How should multiple microservices interact with shared data?

I'm new to microservices but one thing I understand (at least as a principle) is that each microservice should be independent.

Interactions between microservices should only happen through well defined interfaces, preferably APIs and not a shared database.

Let's say I have a simple web app which displays some content to public users. Internal users (admins) access an internal web interface and write stuff into a database table. If they "approve", the whole content of the table can be made public.

Now, without microservices I could do a lot of stuff.

For example, I could have both services point to the same table and add a "public" flag.

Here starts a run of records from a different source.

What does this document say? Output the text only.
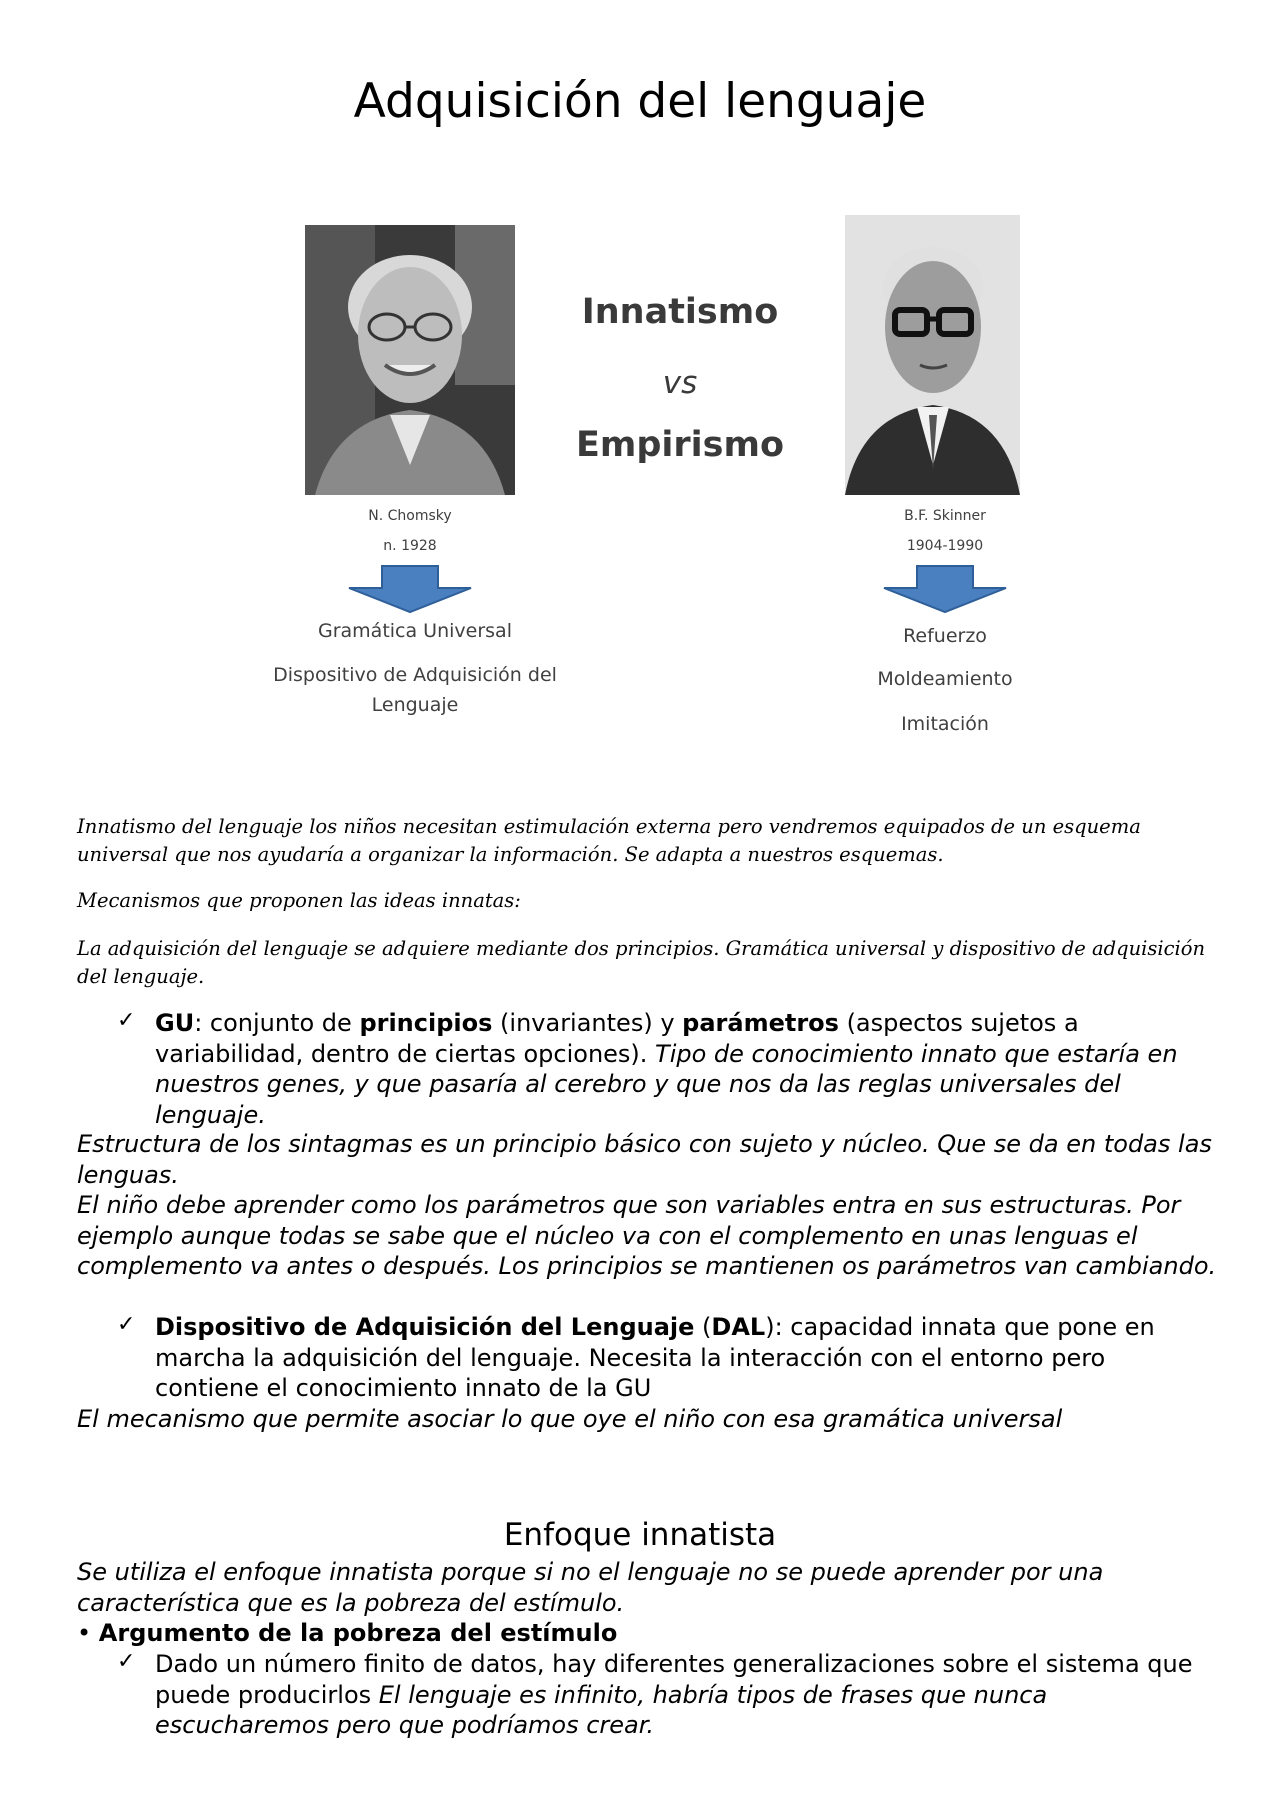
Adquisición del lenguaje
Innatismo
vs
Empirismo
N. Chomsky
n. 1928
Gramática Universal
Dispositivo de Adquisición del
Lenguaje
B.F. Skinner
1904-1990
Refuerzo
Moldeamiento
Imitación

Innatismo del lenguaje los niños necesitan estimulación externa pero vendremos equipados de un esquema universal que nos ayudaría a organizar la información. Se adapta a nuestros esquemas.

Mecanismos que proponen las ideas innatas:

La adquisición del lenguaje se adquiere mediante dos principios. Gramática universal y dispositivo de adquisición del lenguaje.

✓ GU: conjunto de principios (invariantes) y parámetros (aspectos sujetos a variabilidad, dentro de ciertas opciones). Tipo de conocimiento innato que estaría en nuestros genes, y que pasaría al cerebro y que nos da las reglas universales del lenguaje.

Estructura de los sintagmas es un principio básico con sujeto y núcleo. Que se da en todas las lenguas.

El niño debe aprender como los parámetros que son variables entra en sus estructuras. Por ejemplo aunque todas se sabe que el núcleo va con el complemento en unas lenguas el complemento va antes o después. Los principios se mantienen os parámetros van cambiando.

✓ Dispositivo de Adquisición del Lenguaje (DAL): capacidad innata que pone en marcha la adquisición del lenguaje. Necesita la interacción con el entorno pero contiene el conocimiento innato de la GU

El mecanismo que permite asociar lo que oye el niño con esa gramática universal

Enfoque innatista

Se utiliza el enfoque innatista porque si no el lenguaje no se puede aprender por una característica que es la pobreza del estímulo.

• Argumento de la pobreza del estímulo

✓ Dado un número finito de datos, hay diferentes generalizaciones sobre el sistema que puede producirlos El lenguaje es infinito, habría tipos de frases que nunca escucharemos pero que podríamos crear.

Or I could set up two tables, one "public" and one "private", and ensure that the approval process copies the private table into the public one.

But all these solutions imply that both services access the same database or, at least, that they interact via SQL queries and not REST APIs.

I would be tempted to bundle everything in a single microservice.

But it doesn't feel right: the public service may have different requirements in terms of scalability and so on. And if the "internal" website stops working it shouldn't necessarily disrupt the existing public app. So why couple those components?

This example may be too specific but I suspect the underlying issue is applicable to many use cases.


  • Solution with a single service

    Implement a service that manages data. The data have a field boolean public. Only users with a given role can invoke the endpoints that create/update/delete data. The endpoint for querying data is open to anyone, but only the user with the given role can see the data that are not public. Achieve this by simply adding AND public=true if the user has not the role.

    Solution with two services and messaging

    Implement a private service that manages data. The data have a field boolean public. Only users with a given role can invoke the service in order to query/create/update/delete data. Every time a data is modified, the service emits a message.

    Implement a public service that consumes messages emitted by the private service in order to write into its database all the data that are flagged as public. If a public data can become private again, do not forget to implement that case too. This public service has only endpoints to query data, open to everyone.